Loader

Antik Bir Dili Canlandırmak: İbranice

Paylaş
6 Mayıs 2019, Muhammed Tarık Özkan, Dinler Tarihi, Kudüs Araştırmaları, Kültür/Sanat, Müif Blog 

Hami-Sami dil ailesinin oluşumuyla ilgili elimizde bulunan (Tirmizi’den) bir rivayete göre Hz. Nuh’un üç oğlu bulunmaktaydı. Ham, Sam ve Yafes. Ham, Habeşlileri, Sam, Arapları, Yafes de Rumları meydana getirmişti. Bu dil ailesinde üç farklı alfabe kullanılmakta olup bunlar; Arap, İbrani ve Etiyopya alfabesi idi.
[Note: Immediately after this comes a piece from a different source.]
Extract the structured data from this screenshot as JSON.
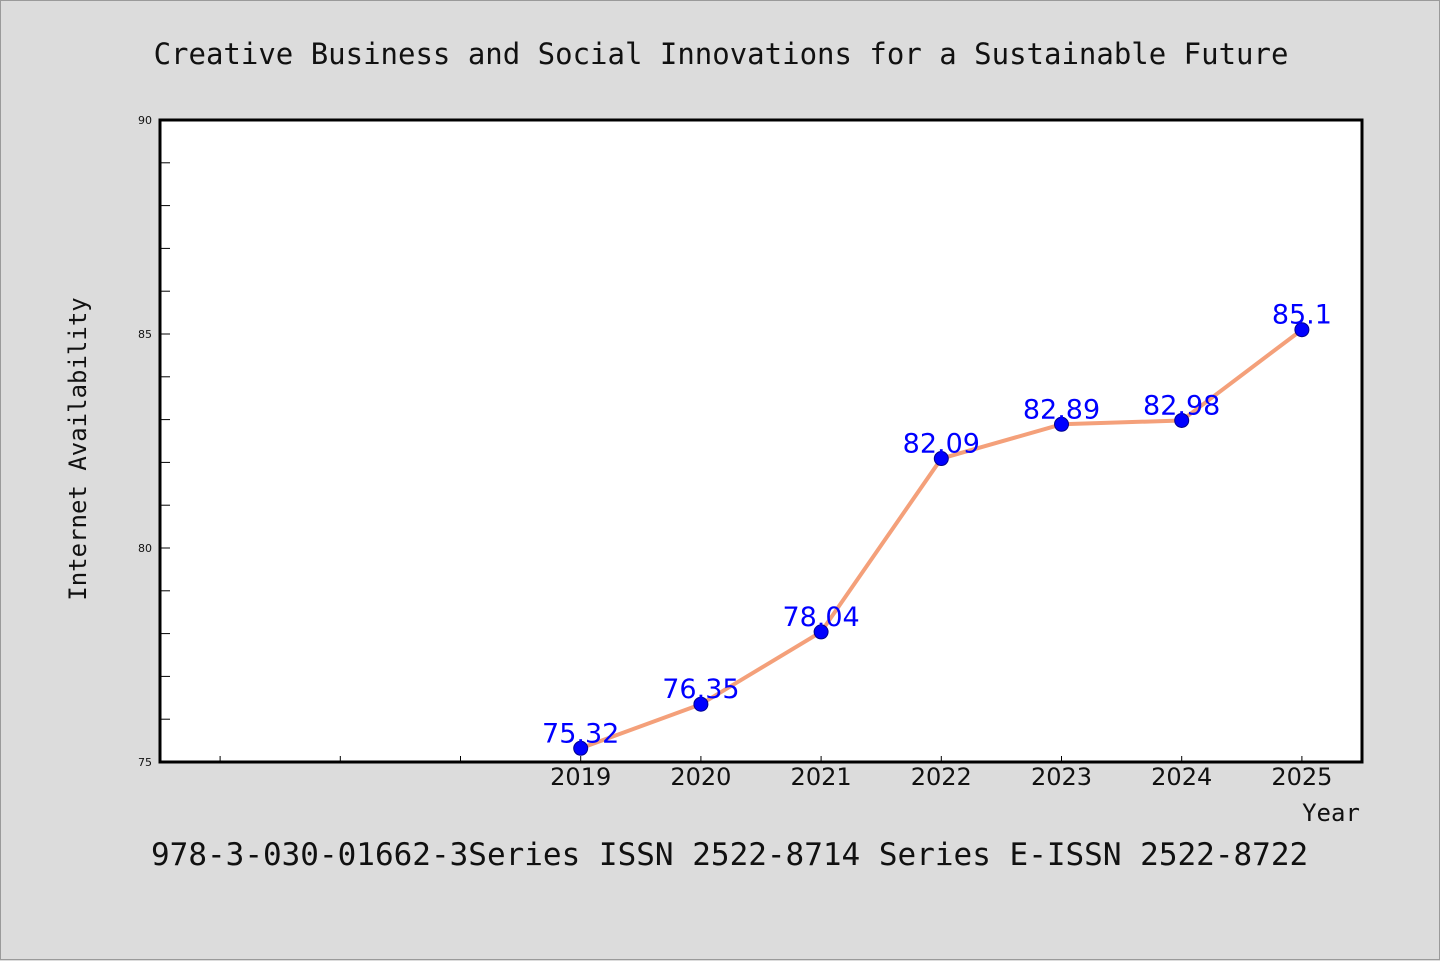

Bu çalışmada XIX. yüzyılın ikinci yarısına kadar günlük hayatta ölü bir dil olan İbranicenin yeniden doğuşu ve bir yazı ve konuşma dili olarak İsrail Devleti’nin resmi dili olması süreci üzerinde durulmaktadır.

Yahudi kutsal kitabı Tevrat’ın dili olan İbranice, Hami-Sami dil ailesinin batı grubunun kuzey kanadındandır. Aynı dil ailesinde bulunan Arapça ile oldukça etkileşim içerisinde olan İbranice, İslam’ın Arap Yarımadası’na hakim olduğu devirlerde halk dilinde kullanımdan oldukça uzaktı. Öyle ki bu bölgede yaşayan Yahudi halkının dili Arapça olmuştu. XII. asırda yaşamış Yahudi din alimi, filozof ve tabip Musa bin Meymun’un eserlerini İbrani alfabesiyle Arapça yazması da buna örnek olarak gösterilebilir. Önceki devirlerde ise (milattan önce altıncı yüzyıldan milattan sonra yedinci yüzyıla kadar) Aramcanın halk üzerine güçlü bir etkisinin olduğunu yine Yahudi nüfusunun gündelik hayatta İbraniceden ziyade Aramca dilini kullandıklarını görmekteyiz. “İbranicenin Gelişmesine Arapçanın Katkısı” isimli Osmanlıcadan sadeleştirilmiş çalışmada Aramca ve Arapçanın İbranice üzerine etkisi şu şekilde açıklanmıştır: “İbranicenin böyle etkiler altında kalması, kendisi gibi Sâmî dilleri grubuna mensup Aramca ve Arapçaya olan yakınlıktan ileri geliyor. Zamanla İbraniceden çok gelişmiş Aramca, İbraniceyi ve daha sonra aynı nedenden dolayı Arapça, Aramcayı içine almıştır.

X. asırda yaşamış Yahudi alimlerinden Said bin Yusuf (Saadiah Gaon/Feyyûmî olarak da bilinir) gibi İbranicenin unutulup diğer dillerin yaygınlaşmasına karşı olan bir kesim de vardı. Said bin Yusuf ana dillerini unutarak Arapça konuşan Yahudileri tekrar İbraniceye döndürmek için İbrani dili ve grameriyle ilgili eserler yazmıştı. (Sefer ha-Agron: Said bin Yusuf’un henüz genç yaşlarda kaleme aldığı İbranice sözlüktür.)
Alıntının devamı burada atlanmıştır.